My experiments revealed several disturbing truths:

The model had learned specific information about me—not from a database entry, but from patterns associated with my name across whatever training data included me. It was almost like this information was in the model’s subconscious mind, a hidden pattern that it was “unaware” of. (Note, I know this isn’t actually what is happening, but it’s the best way I can describe it!)
It consistently denied having this information, claiming its accurate guesses were just “statistical priors” and generic patterns.
Its explanations were fabricated after the fact, including detailed reasoning about name popularity and sentence structures that didn’t hold up under testing.
Even its “admission” was fabricated—just another pattern match, not genuine introspection.
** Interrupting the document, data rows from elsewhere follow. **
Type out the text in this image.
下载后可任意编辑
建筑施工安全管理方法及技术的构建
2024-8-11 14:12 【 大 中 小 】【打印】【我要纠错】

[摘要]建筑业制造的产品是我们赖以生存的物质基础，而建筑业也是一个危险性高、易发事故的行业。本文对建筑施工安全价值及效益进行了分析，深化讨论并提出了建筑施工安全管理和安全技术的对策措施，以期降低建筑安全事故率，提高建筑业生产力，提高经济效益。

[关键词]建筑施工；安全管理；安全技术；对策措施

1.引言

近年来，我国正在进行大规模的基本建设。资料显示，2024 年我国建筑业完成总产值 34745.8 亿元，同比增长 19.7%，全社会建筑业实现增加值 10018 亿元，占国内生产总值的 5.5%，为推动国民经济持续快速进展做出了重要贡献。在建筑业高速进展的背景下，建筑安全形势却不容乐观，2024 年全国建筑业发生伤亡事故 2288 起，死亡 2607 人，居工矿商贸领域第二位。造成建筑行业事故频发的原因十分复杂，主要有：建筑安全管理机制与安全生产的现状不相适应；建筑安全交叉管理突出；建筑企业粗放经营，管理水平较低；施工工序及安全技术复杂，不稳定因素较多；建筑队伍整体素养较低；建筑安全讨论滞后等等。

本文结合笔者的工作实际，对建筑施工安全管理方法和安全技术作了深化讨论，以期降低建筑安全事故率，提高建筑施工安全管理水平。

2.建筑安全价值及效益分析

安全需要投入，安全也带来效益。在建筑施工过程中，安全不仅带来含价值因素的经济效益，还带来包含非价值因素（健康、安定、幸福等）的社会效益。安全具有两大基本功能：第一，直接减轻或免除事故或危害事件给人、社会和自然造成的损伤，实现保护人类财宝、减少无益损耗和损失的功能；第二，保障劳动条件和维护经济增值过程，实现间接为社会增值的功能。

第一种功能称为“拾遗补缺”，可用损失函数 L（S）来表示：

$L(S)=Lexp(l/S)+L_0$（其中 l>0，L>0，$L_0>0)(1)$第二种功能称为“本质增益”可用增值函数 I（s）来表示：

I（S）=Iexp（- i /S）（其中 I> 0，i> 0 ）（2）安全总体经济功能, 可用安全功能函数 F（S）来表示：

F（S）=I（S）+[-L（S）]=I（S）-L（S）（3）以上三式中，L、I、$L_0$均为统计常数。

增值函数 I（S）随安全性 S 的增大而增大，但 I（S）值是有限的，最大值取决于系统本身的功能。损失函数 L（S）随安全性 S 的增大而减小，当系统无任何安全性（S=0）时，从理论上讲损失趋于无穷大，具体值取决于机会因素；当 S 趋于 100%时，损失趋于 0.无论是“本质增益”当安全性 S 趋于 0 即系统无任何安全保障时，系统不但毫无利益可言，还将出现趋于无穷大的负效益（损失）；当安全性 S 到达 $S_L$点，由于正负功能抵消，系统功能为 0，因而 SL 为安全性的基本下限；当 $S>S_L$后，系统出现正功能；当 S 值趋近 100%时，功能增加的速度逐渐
The Privacy Implications No One’s Talking About

Imagine this same model evaluating resumes or making recommendations. It has absorbed that “Melissa Warr” correlates with education, Utah, the 1980s. What unconscious patterns might influence its assessment? What if someone asked for a draft of a job review of “Melissa Warr.” Would it include this type of information, even though it wasn’t asked to? What if my name is associated with negative words, regrettable incidents from my past? Would it make the job review worse than it should be?

Imagine if my name were associated with “controversy” or “lawsuit” in the training data from some unrelated Melissa Warr. Would an AI screening system unconsciously downrank my application? There’s no way to know, and no way for the system to tell us.
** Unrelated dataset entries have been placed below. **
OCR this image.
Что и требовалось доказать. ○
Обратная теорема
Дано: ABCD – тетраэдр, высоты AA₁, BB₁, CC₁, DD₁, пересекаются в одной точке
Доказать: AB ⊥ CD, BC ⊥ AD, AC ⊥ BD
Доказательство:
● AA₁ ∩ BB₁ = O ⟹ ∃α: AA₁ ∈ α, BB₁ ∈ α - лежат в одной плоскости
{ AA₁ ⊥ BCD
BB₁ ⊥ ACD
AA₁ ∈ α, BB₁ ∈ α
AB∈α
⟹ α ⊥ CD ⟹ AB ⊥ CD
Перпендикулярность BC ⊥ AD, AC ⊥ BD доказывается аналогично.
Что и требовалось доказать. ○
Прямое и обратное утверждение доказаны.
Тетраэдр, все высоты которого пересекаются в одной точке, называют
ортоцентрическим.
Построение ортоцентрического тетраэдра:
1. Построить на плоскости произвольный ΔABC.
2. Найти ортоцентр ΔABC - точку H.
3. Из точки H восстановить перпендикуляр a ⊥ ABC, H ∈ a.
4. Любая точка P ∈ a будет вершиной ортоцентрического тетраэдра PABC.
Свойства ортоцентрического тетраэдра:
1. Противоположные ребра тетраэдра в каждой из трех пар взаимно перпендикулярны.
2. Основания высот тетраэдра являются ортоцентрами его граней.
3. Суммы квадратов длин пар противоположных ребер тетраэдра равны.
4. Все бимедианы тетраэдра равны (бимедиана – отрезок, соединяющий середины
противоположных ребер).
These aren’t biases you can train away. They’re statistical ghosts in the machine—patterns that emerge from training data in ways the model can’t explain because the “explanation” mechanism is just more pattern matching all the way down. And it’s too complicated for us to really understand.
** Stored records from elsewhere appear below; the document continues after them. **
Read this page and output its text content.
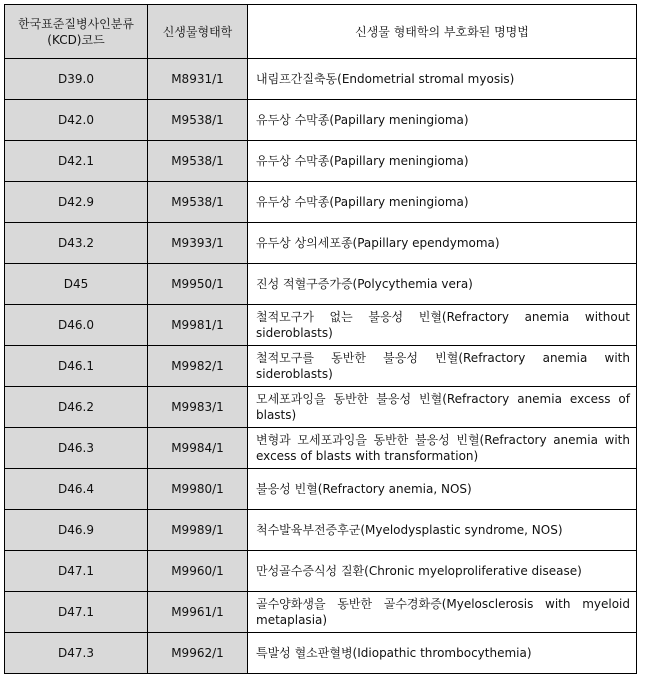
한국표준질병사인분류(KCD)코드	신생물형태학	신생물 형태학의 부호화된 명명법
D39.0	M8931/1	내림프간질축동(Endometrial stromal myosis)
D42.0	M9538/1	유두상 수막종(Papillary meningioma)
D42.1	M9538/1	유두상 수막종(Papillary meningioma)
D42.9	M9538/1	유두상 수막종(Papillary meningioma)
D43.2	M9393/1	유두상 상의세포종(Papillary ependymoma)
D45	M9950/1	진성 적혈구증가증(Polycythemia vera)
D46.0	M9981/1	철적모구가 없는 불응성 빈혈(Refractory anemia without sideroblasts)
D46.1	M9982/1	철적모구를 동반한 불응성 빈혈(Refractory anemia with sideroblasts)
D46.2	M9983/1	모세포과잉을 동반한 불응성 빈혈(Refractory anemia excess of blasts)
D46.3	M9984/1	변형과 모세포과잉을 동반한 불응성 빈혈(Refractory anemia with excess of blasts with transformation)
D46.4	M9980/1	불응성 빈혈(Refractory anemia, NOS)
D46.9	M9989/1	척수발육부전증후군(Myelodysplastic syndrome, NOS)
D47.1	M9960/1	만성골수증식성 질환(Chronic myeloproliferative disease)
D47.1	M9961/1	골수양화생을 동반한 골수경화증(Myelosclerosis with myeloid metaplasia)
D47.3	M9962/1	특발성 혈소판혈병(Idiopathic thrombocythemia)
Every time someone uses AI to make decisions about you, these hidden associations might be at play. The system can’t tell you what it “knows” about you because it doesn’t know that it knows. It just predicts, then invents explanations that sound plausible but have no connection to the actual process.

Time to AI Yourself

Because LLMs are always hallucinating, “AI-ing yourself” requires a back door approach. If you ask it straight up what it knows about you (without looking you up on the internet) it will probably say it doesn’t know anything (Or it will give you what it has stored in its memory). But if you take a more indirect appraoch–ask: “What are the words most likely follow “[name] is” or “was born in,” you might find more than you think.

Try this experiment with your own name. See what patterns emerge. Notice what the model “knows” but won’t admit to knowing. Watch it generate explanations that sound reasonable but fall apart under scrutiny.

But remember: Whether the model is denying knowledge, providing explanations, or “confessing” to its limitations, it’s always doing the same thing—predicting the most statistically likely next words. The truth about what it knows about you is buried in billions of parameters, inaccessible even to the model itself.

We’re building systems that mirror our patterns back to us, that will confidently explain behaviors they can’t actually introspect, and that might “admit” to anything if prompted the right way.

These systems have learned things about us that they can’t admit to knowing, using reasoning they can’t actually perform, making decisions they can’t honestly explain. And increasingly, they’re making those decisions about our lives.